Na investigação para Princesa Rei tive de ler com atenção (na língua portuguesa original, saudável publicação da editora Livraria Civilização) as saborosas crónicas de Fernão Lopes, designadamente a parte do cerco posto a Lisboa por D. João I e Nuno Álvares Pereira no final do ano de 1383. Mantenho na memória que aí se refere que este último (antes de se ter arrependido e ser, hoje, considerado santo), mandou dizer ao alcaide que defendia a cidade em nome de quem era seu legítimo possuidor (a rainha D. Beatriz, que o havia herdado de seu pai, o recentemente falecido rei D. Fernando) que caso não entregasse as chaves do castelo... metia na catapulta a sua mulher e filhas (que conservavam reféns), e as mandavam ejectadas para dentro das muralhas.

Não posso deixar de pensar que estamos a fazer mais do mesmo ao manter reféns, por exemplo, pessoas como as filhas do presidente Putin, devido às atrocidades do pai - sempre putativas e recíprocas, porque a guerra, e esta em especial, se faz também de bluffs informativos (propaganda) que necessitam comprovação a posteriori.
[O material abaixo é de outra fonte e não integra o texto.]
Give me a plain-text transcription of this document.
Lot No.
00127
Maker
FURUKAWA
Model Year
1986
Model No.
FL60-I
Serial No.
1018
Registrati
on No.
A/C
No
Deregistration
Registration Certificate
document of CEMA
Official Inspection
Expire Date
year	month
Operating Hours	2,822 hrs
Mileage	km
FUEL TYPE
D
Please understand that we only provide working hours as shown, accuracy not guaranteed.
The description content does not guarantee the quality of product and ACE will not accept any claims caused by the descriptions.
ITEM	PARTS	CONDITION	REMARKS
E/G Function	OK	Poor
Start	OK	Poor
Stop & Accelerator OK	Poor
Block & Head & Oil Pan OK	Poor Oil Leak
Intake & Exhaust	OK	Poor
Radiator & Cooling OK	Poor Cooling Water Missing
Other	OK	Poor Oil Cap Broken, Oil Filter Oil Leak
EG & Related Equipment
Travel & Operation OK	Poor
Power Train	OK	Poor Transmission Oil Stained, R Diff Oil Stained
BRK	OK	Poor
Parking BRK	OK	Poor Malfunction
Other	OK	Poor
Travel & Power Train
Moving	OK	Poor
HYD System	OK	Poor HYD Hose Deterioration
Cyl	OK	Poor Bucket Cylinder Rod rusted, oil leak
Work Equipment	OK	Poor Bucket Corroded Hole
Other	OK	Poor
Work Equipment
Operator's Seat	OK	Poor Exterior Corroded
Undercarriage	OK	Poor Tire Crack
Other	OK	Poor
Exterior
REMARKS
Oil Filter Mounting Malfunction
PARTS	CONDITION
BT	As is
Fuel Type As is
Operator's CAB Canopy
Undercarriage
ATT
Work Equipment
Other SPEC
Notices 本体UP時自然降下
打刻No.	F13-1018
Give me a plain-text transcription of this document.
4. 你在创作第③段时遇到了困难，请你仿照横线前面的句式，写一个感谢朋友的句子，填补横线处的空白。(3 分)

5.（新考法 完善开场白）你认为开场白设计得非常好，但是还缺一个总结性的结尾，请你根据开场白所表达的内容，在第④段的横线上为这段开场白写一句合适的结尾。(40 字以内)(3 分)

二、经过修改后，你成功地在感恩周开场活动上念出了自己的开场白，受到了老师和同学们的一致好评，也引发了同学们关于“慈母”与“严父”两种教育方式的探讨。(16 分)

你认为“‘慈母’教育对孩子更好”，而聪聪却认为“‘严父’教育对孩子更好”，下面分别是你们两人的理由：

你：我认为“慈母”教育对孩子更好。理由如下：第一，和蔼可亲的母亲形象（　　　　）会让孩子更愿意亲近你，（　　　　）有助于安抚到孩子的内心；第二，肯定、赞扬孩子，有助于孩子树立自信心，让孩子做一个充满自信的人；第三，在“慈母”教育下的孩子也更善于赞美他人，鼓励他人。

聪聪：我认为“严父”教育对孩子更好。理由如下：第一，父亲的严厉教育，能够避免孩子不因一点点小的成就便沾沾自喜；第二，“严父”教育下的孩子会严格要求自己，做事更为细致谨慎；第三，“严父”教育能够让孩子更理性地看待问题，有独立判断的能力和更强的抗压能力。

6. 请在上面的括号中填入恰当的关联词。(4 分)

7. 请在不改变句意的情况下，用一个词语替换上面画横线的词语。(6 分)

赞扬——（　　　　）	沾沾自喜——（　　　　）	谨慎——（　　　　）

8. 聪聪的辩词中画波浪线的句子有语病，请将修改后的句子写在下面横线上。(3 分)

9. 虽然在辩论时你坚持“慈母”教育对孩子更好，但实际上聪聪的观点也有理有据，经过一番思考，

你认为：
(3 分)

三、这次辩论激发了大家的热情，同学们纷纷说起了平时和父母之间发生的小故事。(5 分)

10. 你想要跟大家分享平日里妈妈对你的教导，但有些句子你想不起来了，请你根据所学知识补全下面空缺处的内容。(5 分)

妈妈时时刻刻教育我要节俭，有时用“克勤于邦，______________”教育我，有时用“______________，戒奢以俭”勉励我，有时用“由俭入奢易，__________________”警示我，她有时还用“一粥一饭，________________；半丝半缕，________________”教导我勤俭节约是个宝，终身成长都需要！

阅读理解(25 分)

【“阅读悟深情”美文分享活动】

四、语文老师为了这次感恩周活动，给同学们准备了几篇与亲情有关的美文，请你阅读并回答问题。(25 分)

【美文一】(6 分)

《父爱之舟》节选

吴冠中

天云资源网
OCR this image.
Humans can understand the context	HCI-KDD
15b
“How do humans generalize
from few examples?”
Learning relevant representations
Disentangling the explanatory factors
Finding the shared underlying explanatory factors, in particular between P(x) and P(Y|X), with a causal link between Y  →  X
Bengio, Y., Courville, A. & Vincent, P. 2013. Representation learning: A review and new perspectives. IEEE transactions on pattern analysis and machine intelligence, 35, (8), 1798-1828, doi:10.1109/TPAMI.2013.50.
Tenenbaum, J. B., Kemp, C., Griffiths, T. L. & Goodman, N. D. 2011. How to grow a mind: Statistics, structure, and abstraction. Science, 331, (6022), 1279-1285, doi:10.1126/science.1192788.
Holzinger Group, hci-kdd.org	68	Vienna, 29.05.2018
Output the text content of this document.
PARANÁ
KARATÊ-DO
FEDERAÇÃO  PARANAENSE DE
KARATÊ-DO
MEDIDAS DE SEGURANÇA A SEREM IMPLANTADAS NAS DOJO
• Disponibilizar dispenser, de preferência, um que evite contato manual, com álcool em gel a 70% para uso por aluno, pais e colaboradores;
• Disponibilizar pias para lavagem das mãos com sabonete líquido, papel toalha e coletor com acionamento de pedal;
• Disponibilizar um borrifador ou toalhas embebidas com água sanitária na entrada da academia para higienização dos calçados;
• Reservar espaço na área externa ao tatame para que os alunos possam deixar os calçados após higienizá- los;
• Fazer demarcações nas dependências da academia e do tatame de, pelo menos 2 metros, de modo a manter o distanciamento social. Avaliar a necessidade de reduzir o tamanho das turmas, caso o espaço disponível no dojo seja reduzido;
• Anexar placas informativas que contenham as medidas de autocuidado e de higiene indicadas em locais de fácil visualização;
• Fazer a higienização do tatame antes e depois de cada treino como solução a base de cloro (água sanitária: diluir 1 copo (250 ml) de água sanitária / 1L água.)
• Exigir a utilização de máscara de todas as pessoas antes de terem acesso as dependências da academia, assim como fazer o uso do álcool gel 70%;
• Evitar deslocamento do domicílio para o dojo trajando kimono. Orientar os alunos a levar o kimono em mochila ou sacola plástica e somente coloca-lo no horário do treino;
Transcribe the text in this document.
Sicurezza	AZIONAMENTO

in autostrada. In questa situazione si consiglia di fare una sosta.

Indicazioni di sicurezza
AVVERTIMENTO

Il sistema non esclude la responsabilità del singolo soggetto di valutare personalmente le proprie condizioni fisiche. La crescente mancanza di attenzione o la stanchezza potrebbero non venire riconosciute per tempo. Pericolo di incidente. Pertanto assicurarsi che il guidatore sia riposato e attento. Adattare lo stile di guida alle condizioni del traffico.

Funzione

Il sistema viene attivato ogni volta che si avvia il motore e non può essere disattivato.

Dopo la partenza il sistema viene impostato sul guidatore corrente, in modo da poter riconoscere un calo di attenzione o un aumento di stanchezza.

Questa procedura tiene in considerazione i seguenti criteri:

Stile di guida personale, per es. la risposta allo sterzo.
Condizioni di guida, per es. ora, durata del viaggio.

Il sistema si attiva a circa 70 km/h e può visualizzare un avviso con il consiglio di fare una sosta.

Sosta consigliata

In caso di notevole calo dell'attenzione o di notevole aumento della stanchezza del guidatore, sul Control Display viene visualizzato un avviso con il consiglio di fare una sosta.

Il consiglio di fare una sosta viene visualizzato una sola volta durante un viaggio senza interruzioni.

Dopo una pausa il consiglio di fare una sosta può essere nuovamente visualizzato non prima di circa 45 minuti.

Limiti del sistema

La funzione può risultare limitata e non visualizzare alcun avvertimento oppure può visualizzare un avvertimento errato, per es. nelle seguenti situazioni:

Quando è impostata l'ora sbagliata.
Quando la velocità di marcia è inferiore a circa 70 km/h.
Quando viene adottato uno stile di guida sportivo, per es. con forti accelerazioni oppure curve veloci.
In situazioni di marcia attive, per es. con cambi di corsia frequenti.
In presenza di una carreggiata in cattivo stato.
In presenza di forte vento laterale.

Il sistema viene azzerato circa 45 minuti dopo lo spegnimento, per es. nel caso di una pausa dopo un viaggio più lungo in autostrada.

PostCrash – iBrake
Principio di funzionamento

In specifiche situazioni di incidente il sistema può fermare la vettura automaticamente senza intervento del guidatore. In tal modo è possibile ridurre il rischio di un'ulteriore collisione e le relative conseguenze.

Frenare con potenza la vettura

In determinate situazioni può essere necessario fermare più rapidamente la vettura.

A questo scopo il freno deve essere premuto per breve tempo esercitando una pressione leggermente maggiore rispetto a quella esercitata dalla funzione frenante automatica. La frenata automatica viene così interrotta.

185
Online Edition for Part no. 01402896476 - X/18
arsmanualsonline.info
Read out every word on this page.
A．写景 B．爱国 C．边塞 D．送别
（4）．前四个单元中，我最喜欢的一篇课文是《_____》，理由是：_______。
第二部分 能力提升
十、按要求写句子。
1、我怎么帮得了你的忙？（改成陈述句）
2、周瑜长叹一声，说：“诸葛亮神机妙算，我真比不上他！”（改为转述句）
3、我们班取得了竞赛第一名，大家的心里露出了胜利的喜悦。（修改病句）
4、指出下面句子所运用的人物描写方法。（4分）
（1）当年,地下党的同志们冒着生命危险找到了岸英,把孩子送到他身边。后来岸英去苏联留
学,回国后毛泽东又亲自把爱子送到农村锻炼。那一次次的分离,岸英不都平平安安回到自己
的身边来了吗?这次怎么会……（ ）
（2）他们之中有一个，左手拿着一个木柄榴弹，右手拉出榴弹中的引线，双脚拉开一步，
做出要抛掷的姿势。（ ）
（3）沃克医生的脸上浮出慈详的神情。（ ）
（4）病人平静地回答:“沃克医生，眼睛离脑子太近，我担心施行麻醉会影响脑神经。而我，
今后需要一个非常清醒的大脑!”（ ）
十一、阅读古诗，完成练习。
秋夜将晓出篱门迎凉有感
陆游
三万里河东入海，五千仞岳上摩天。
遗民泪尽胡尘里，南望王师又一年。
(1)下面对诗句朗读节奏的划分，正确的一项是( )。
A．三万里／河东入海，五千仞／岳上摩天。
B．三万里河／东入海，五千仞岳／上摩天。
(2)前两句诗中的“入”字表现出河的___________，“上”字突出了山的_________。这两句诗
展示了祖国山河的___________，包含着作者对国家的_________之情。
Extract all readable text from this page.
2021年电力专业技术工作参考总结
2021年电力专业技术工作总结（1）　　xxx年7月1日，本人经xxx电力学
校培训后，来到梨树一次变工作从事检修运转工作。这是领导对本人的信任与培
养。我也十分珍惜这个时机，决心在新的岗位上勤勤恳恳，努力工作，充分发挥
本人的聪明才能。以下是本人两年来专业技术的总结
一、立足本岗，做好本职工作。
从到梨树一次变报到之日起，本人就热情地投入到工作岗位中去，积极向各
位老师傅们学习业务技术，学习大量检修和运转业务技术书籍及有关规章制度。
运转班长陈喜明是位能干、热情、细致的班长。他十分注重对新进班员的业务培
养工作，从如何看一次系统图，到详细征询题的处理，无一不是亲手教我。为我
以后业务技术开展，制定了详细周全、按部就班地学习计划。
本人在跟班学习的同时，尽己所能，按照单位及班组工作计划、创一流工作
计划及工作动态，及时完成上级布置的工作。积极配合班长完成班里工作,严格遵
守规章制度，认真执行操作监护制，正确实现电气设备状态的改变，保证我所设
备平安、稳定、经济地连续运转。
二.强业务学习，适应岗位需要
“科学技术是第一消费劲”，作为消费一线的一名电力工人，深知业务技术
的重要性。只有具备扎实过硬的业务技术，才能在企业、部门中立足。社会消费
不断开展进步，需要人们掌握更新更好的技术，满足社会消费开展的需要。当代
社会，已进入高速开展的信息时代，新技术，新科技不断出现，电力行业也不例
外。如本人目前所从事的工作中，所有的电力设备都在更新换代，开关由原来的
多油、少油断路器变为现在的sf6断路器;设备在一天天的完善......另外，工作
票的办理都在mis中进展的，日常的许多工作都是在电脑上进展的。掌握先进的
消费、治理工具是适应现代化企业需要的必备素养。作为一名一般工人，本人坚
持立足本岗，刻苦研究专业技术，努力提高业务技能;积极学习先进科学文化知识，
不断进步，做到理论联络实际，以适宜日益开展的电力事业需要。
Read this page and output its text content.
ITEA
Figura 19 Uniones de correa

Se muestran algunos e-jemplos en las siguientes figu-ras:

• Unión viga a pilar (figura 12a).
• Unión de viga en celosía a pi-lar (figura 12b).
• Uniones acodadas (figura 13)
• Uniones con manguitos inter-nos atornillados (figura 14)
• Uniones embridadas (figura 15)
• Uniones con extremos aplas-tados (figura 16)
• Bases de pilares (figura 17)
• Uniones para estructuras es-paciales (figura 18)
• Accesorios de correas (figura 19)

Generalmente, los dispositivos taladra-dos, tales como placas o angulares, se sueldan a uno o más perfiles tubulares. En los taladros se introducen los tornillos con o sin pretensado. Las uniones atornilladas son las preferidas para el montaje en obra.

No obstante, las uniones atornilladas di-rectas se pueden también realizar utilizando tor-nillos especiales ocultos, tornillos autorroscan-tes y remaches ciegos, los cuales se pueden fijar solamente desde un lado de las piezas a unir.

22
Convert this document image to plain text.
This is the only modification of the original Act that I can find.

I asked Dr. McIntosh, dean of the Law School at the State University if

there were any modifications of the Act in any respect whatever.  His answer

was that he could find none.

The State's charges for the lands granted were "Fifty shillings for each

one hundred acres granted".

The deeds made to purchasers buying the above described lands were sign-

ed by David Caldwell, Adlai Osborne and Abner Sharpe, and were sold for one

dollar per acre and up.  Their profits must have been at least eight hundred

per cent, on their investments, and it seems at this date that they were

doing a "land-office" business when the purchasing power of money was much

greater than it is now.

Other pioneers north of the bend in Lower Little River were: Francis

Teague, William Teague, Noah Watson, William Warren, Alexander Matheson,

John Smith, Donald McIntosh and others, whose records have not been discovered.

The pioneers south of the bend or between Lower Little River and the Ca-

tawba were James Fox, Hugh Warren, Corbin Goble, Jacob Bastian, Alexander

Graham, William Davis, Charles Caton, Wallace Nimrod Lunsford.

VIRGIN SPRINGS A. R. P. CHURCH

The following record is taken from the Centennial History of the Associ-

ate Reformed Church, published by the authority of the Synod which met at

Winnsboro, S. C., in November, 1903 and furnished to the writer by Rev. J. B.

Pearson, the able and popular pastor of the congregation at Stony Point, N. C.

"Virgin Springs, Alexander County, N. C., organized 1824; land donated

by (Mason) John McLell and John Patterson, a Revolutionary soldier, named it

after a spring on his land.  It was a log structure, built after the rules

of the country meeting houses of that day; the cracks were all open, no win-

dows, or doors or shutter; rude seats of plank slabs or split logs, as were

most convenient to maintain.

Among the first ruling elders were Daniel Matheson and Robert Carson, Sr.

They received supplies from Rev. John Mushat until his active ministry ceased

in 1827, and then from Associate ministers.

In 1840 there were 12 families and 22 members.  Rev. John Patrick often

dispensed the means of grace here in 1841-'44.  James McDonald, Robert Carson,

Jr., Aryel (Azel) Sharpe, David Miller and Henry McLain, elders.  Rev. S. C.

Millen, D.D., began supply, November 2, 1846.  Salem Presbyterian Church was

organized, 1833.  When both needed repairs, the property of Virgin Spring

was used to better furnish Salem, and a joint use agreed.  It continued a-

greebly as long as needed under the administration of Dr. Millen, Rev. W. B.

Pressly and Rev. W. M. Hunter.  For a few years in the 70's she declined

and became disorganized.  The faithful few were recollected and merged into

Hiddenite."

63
Volvidos tantos séculos, com tantos gadgets e bons exemplos de mecanismos alternativos para dirimir diferendos (como, por exemplo, o recurso aos bens conhecidos tribunais arbitrais internacionais) parece impossível, mas mantemo-nos medievais. E assistimos a nova (desejada por quem?) corrida ao armamento.

Luis Miguel Novais

Post Scriptum: saudade já da minha colega e amiga Maria de Jesus Serra Lopes, mulher de inteligência fina e sagaz, "mulher de armas" (dos factos e razão, como se quer entre as pessoas de bem desta nave especial que nos transporta os corpos em trânsito de almas), com quem tive a sorte de conviver e privar, especialmente por ocasião do fabuloso congresso da União Internacional dos Advogados de 2003 em Lisboa, de cujas actas ficaram vários volumes em livro graças à sua presidência científica. R.I.P.